Healy Hamilton (1991)
Lisa Micheli
Amy Luers
Project: Life and Landscapes in Flux: A California Climate Change Initiative
$39,959 for
12 months
To downscale global climate change models to a regional scale with potential applications for local and regional resource managers in California.
This project is the result of a perceived need by the team for a tightened coupling between global climate change models and their potential applications for local and regional resource managers. This collaboration of Fellows actively engaged in multiple dimensions of climate change modeling, policy and adaptation seeks to bridge the traditional gaps between science, policy, and management, bringing global climate change models down to a practical, easily visualized level making them more readily understandable and use-able by the people charged with monitoring and managing the resources that will shift with the changing climate.

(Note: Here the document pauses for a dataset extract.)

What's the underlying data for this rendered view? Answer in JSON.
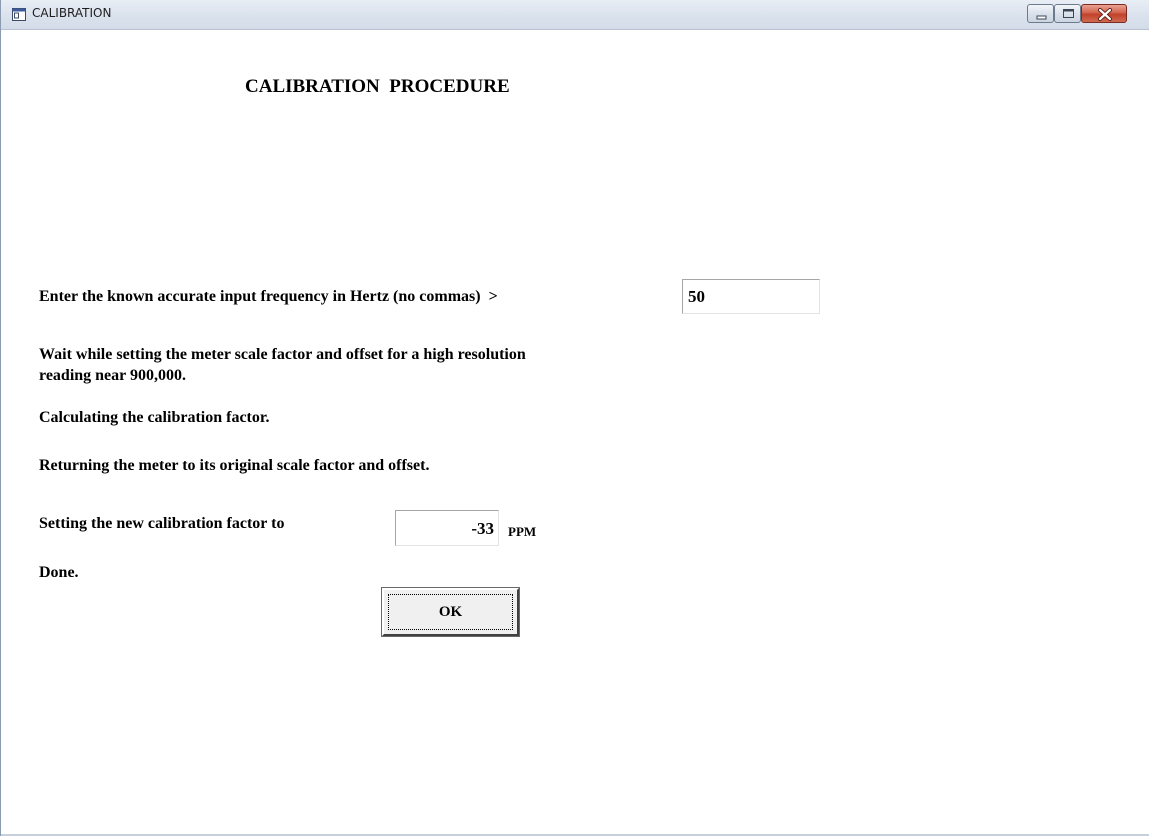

Healy, Lisa and Amy will use their complementary skills to downscale international climate change models to a regional scale to assist policy makers and resource managers in California on best practices to cope with change and minimize species extinctions that may result from the effects of climate change. The project will generate: (1) a pilot climate change biodiversity impact assessment that integrates science with management options in three pre-selected climate regions in California; and (2) a strategy document that will provide examples of impact assessments and how to interpret results from those assessments into suggested policy actions (for use beyond the pre-selected regions).
(Healy Hamilton, top, and Lisa Micheli, bottom, at right)
Steve Rothert (1994)
Katrina Schneider
Elizabeth Soderstrom
Project: Rivers in Flux: Incorporating Climate Change Into the Management of Hydropower Dams
$39,510 for
12 months
To use upcoming FERC (Federal Energy Regulatory Commission) relicensing of hydropower dams in the Yuba and Bear River watersheds in California as an opportunity to incorporate predicted effects of climate change on river management, and to ensure that new licenses for hydropower dams are flexible enough to adapt to future impacts of climate change.
Upcoming hydropower re-licensing decisions provide an opportunity for this team to bring climate change to the forefront of water management in California. This collaboration will ensure that new FERC licenses for hydropower dams in the Yuba-Bear River watershed fully consider climate change; and will establish national precedent for incorporating climate change into dam licensings throughout the country under FERC.